The Role of Marketing Analytics in Identifying Creative Needs
We've all heard the pop psychology theory that classifies people as either left-brained or right-brained. Indeed, it is true that the left side of the brain controls analytics, logic and language, and the right controls creativity and visual comprehension. But, thanks to advancements in neuroscience, we now know that the ability to perform any function – whether creative or analytical – is strongest when both sides of the brain work together.
The same goes for your marketing team.
The Importance of Integrating Analytics and Creative
Like the brain, marketing teams often have an analytical, data-driven side and a creative, visual side. When both sides collaborate, performance and results can reach new levels.
This is especially true in today’s landscape, where consumers are increasingly adept at tuning out marketing messages that do not resonate. That’s why the question: “Is this message relevant to my target audience?” is one of the most important to consider when developing a campaign.
To ensure the answer to this question is yes, creative teams must rely heavily on data from their analytics team and marketing analytics software to inform messaging and visual components.
How Marketing Analytics Software Serves Creative Teams
To create the highly customized messaging that consumers demand, marketers must thoroughly analyze data on a granular level and scale the insights generated from that data at machine speed. That’s when an advanced marketing analytics platform can be a game-changer. Once engagements from each campaign across channels are normalized, correlated and evaluated by the analytics team for insights, they can be passed to the creative team to inform and identify messaging.
There are several key ways that creative and analytics teams can collaborate to get insights into the messaging that leads to optimized campaigns.
Person-Level Insights
Person-level insights are the engine that drives effective marketing campaigns. These insights are gathered by correlating and scaling user-level attribution data, evaluating each interaction by touchpoints across channels. This arms marketers with data with key engagement data – including channel, message and time – to create customized ads targeted to individuals.
This is especially important to the creative process. On paper, two people can look the same in terms of demographics, but t will respond differently to copy and visual elements. Person-level data goes beyond general consumer personas, allowing creative teams can create different ads for one product that resonate with target consumers based on their unique interests and needs.
Timely Insights
Working alongside the analytics team, creative teams can get real time data updates on message performance. This allows for ongoing course correction, rather than waiting until the next campaign to optimize messaging. This is a necessary part of the messaging process, because while marketing teams conduct creative pretesting to understand how a message will perform, it is not the same as real-world ad exposure. There are always differences between pretesting and what is observed in-market. Furthermore, this ensures marketers do not miss out on time-sensitive optimizations. For instance: A marketing analytics team at a film studio evaluates a campaign’s effectiveness post-launch and realizes that none of the ads appealed to a certain audience. The film has been released without an opportunity to engage this audience, translating into a missed opportunity.

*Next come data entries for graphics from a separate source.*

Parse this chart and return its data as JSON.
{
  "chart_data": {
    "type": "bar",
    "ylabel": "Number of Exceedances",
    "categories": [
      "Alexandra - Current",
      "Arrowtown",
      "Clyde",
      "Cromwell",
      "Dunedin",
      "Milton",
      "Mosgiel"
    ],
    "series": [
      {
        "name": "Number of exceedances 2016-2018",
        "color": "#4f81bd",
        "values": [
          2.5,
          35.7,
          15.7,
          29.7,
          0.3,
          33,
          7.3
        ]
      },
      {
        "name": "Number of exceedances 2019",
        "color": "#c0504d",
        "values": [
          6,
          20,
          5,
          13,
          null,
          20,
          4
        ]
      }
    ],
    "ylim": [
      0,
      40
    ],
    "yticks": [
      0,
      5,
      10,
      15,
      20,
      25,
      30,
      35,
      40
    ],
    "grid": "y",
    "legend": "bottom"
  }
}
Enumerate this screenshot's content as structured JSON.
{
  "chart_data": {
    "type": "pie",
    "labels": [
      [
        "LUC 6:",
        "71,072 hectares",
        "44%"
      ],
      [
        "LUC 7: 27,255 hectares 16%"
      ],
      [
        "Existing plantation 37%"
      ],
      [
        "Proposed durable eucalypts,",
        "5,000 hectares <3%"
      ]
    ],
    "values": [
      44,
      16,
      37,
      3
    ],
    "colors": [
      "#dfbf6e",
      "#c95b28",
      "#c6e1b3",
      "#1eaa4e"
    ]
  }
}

Segmentation by Interest or Population
Advanced analytics platforms also allow creative teams to work backwards, developing creative first or leveraging past creative, and using heat mapping to determine the optimal segment to target. They can deliver this creative on the right channels at the right time to the right audiences. Conversely, heat mapping allows creatives to start by evaluating the interests of a particular audience and creating messaging and visuals that speak to their specific interests.
Identifying Underserved, Relevant Audiences
Ideally, creative and analytics teams work together to identify the interests of the target audiences, and develop an ad designed just for them. However, when evaluating campaign metrics, the analytics might reveal that there are additional audiences not currently targeted. For example, let’s say a car manufacturer has no messaging targeted to women, despite the fact that the product does not have an inherent gender skew. Working with analytics, creative teams can identify this underserved audience and create new ads to target this segment.
Final Thoughts
It is easy to think of analytics and creative as separate disciplines. But for either team to be effective, collaboration is essential. It’s not enough for the analytics team to determine where and when an ad should run using data from past engagements, then pass it off to the creative team to develop, compelling messages for that medium.
Just like the brain, the strongest, most optimal results occur when both teams work together to develop creative campaigns informed by granular data that offers insight into what will get a consumer to stop what they are doing and engage with the message.